Jim Wright

Biographical details
- Born: December 24, 1935 Edinburg, Texas, U.S.
- Died: January 26, 2025 (aged 89)

Playing career
- 1954–1957: Texas A&M
- Position: Quarterback

Coaching career (HC unless noted)
- 1961–1966: Texas Tech (assistant)
- 1967–1969: Mississippi State (assistant)
- 1970–1973: Tennessee (assistant)
- 1974–1978: Wichita State

Head coaching record
- Overall: 17–37–1

= Jim Wright (American football coach) =

American football player and coach (1935–2025)

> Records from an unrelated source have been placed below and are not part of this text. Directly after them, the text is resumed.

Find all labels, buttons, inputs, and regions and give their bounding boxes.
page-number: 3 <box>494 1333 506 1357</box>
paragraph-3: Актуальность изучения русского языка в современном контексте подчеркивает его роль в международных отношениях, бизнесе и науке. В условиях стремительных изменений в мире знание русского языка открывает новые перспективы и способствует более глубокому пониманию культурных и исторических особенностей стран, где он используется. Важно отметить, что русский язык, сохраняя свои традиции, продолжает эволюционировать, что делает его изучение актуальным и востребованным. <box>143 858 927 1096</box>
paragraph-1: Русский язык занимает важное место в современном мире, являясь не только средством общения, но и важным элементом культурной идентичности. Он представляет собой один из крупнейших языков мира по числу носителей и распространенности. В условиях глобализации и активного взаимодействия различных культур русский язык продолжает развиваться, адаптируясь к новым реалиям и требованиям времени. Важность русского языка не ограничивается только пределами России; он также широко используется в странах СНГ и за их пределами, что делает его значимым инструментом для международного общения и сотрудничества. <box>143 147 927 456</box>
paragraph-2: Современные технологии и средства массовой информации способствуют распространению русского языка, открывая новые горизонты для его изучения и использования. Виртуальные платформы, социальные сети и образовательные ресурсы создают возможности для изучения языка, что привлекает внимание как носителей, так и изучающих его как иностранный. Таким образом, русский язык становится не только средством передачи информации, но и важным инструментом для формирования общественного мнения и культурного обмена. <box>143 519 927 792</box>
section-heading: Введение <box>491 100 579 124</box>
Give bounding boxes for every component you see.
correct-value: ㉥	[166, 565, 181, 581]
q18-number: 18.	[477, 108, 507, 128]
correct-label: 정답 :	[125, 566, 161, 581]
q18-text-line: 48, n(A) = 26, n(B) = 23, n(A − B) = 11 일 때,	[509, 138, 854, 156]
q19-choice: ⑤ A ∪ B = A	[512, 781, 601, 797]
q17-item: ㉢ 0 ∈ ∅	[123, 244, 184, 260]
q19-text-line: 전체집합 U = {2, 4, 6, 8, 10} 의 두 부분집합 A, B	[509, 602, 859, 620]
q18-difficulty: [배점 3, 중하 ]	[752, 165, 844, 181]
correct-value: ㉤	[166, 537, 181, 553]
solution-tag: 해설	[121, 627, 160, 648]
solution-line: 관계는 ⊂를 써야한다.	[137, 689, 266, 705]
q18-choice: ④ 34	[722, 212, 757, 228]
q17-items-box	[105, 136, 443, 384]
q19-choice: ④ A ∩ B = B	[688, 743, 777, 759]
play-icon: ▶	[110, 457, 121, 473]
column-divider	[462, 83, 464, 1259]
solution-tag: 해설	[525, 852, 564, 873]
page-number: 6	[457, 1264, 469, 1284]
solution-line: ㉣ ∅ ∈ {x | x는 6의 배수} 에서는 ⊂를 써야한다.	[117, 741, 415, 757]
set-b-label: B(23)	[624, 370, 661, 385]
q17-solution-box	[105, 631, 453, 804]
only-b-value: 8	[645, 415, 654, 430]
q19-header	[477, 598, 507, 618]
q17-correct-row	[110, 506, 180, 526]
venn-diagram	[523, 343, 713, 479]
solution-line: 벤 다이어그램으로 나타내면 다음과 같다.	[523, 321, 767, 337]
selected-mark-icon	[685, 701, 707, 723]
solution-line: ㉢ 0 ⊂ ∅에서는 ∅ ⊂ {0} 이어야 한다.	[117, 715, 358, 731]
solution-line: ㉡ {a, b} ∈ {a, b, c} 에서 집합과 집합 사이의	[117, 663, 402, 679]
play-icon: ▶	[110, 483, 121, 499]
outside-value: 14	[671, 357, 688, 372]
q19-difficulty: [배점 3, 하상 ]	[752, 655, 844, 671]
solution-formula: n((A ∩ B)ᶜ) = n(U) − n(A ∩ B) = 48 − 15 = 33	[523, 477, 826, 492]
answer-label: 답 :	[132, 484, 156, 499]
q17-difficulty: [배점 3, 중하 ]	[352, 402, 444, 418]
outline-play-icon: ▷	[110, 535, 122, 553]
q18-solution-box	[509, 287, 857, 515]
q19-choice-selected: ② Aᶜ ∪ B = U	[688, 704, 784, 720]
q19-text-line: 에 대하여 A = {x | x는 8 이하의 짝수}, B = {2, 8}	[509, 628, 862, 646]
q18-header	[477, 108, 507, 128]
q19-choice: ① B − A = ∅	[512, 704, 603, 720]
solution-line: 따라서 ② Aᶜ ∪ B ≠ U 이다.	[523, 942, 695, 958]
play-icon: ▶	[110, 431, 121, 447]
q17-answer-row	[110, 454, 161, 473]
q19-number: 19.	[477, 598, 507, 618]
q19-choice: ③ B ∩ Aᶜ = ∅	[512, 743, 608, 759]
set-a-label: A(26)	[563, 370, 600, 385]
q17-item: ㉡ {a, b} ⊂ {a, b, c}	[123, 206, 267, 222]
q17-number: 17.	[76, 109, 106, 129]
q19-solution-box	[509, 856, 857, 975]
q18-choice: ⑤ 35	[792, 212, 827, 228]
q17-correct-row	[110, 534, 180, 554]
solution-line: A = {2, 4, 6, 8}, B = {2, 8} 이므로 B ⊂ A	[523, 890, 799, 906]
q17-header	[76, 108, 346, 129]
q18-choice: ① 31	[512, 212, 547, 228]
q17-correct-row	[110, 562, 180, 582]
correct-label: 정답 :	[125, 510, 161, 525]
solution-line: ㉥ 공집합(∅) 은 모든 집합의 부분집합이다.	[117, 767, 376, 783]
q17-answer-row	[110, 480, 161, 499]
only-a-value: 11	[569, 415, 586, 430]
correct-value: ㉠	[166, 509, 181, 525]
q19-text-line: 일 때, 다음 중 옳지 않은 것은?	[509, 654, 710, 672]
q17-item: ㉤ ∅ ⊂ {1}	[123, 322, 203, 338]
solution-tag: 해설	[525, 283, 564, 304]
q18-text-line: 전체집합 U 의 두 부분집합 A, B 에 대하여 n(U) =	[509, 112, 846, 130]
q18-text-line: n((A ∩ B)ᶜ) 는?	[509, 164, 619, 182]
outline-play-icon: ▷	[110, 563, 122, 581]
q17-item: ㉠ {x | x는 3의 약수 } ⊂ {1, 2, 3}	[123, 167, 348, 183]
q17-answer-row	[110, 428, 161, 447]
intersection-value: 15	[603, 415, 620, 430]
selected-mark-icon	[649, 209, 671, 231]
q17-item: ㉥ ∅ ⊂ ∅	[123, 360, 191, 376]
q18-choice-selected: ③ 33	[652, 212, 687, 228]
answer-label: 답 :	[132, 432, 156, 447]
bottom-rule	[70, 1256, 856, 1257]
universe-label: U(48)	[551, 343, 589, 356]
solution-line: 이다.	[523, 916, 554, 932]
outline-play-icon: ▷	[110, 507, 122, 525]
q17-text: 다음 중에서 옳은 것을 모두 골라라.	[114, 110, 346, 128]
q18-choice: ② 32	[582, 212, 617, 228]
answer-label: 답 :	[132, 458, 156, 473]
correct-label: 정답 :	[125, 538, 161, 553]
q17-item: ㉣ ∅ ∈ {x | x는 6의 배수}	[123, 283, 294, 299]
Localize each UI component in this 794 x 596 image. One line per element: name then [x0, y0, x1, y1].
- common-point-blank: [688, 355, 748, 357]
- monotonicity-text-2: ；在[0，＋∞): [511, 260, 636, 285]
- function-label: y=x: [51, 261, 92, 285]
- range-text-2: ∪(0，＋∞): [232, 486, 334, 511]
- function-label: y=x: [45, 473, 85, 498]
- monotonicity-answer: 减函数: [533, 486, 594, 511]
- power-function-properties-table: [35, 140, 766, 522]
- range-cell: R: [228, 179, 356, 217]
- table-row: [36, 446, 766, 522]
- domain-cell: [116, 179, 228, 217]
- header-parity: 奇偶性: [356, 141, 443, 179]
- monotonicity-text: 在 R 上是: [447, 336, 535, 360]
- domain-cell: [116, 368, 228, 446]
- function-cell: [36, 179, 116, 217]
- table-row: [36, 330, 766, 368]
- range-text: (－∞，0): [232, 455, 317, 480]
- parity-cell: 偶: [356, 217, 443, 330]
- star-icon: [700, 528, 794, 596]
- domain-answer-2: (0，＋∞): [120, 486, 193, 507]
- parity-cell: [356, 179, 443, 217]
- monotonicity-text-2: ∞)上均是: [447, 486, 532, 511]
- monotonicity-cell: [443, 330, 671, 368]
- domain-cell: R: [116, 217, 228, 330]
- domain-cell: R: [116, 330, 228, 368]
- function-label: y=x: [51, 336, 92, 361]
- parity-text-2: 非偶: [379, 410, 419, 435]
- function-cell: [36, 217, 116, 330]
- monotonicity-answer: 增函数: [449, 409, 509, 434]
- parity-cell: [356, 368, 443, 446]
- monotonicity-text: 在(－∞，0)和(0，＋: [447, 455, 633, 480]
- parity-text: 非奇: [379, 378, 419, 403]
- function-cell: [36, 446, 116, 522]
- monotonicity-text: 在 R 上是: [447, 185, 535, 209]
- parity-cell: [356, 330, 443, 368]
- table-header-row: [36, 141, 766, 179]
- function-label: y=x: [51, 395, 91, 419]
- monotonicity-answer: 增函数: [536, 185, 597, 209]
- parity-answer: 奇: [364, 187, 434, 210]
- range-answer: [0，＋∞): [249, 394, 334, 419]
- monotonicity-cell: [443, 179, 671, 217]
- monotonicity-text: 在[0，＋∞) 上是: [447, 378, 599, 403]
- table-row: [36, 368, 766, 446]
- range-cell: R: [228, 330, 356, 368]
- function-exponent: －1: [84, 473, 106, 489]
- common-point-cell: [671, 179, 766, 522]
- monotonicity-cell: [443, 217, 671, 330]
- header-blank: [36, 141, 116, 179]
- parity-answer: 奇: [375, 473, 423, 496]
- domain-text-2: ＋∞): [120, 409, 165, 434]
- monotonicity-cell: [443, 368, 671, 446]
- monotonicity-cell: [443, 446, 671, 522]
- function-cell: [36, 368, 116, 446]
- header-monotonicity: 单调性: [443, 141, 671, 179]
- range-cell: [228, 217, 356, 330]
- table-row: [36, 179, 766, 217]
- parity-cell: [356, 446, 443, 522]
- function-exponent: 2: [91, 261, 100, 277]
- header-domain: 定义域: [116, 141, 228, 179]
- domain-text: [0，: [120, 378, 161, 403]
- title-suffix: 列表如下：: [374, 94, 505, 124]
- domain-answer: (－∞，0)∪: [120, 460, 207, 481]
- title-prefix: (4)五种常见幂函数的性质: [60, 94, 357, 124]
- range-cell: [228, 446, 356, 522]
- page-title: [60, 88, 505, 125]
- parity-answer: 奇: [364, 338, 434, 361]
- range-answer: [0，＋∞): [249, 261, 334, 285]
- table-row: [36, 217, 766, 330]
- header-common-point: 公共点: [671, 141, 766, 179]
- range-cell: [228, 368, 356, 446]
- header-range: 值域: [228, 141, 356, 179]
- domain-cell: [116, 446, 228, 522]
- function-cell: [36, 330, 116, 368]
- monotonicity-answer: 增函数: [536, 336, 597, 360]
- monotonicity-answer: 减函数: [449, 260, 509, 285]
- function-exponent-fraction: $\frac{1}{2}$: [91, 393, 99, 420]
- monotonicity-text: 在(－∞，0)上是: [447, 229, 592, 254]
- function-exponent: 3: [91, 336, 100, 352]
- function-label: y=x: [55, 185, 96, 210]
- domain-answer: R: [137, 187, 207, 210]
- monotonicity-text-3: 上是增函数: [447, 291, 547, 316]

James "Jim" Wright Jr. (December 24, 1935 – January 26, 2025) was an American football player and coach. He served as the head football coach at Wichita State University from 1974 to 1978, compiling a record of 17–37–1. Wright was born on December 12, 1935, in Edinburg, Texas. He played college football as a quarterback at Texas A&M University from 1954 to 1957. Prior to becoming head coach at Wichita State, Wright worked as an assistant football coach at Texas Tech University from 1961 to 1966, at Mississippi State University from 1967 to 1969, and at the University of Tennessee from 1970 to 1973.

==Head coaching record==

| Year | Team | Overall | Conference | Standing | Bowl/playoffs |
Wichita State Shockers (Missouri Valley Conference) (1974–1978)
| 1974 | Wichita State | 1–9–1 | 1–4–1 | 7th |  |
| 1975 | Wichita State | 3–8 | 1–3 | T–4th |  |
| 1976 | Wichita State | 4–7 | 2–2 | T–3rd |  |
| 1977 | Wichita State | 5–6 | 3–1 | 2nd |  |
| 1978 | Wichita State | 4–7 | 2–4 | 6th |  |
| Wichita State: |  | 17–37–1 | 9–14–1 |  |  |  |  |  |
| Total: |  | 17–37–1 |  |  |  |  |  |  |  |

==Death==
Wright died on January 26, 2025, at the age of 89.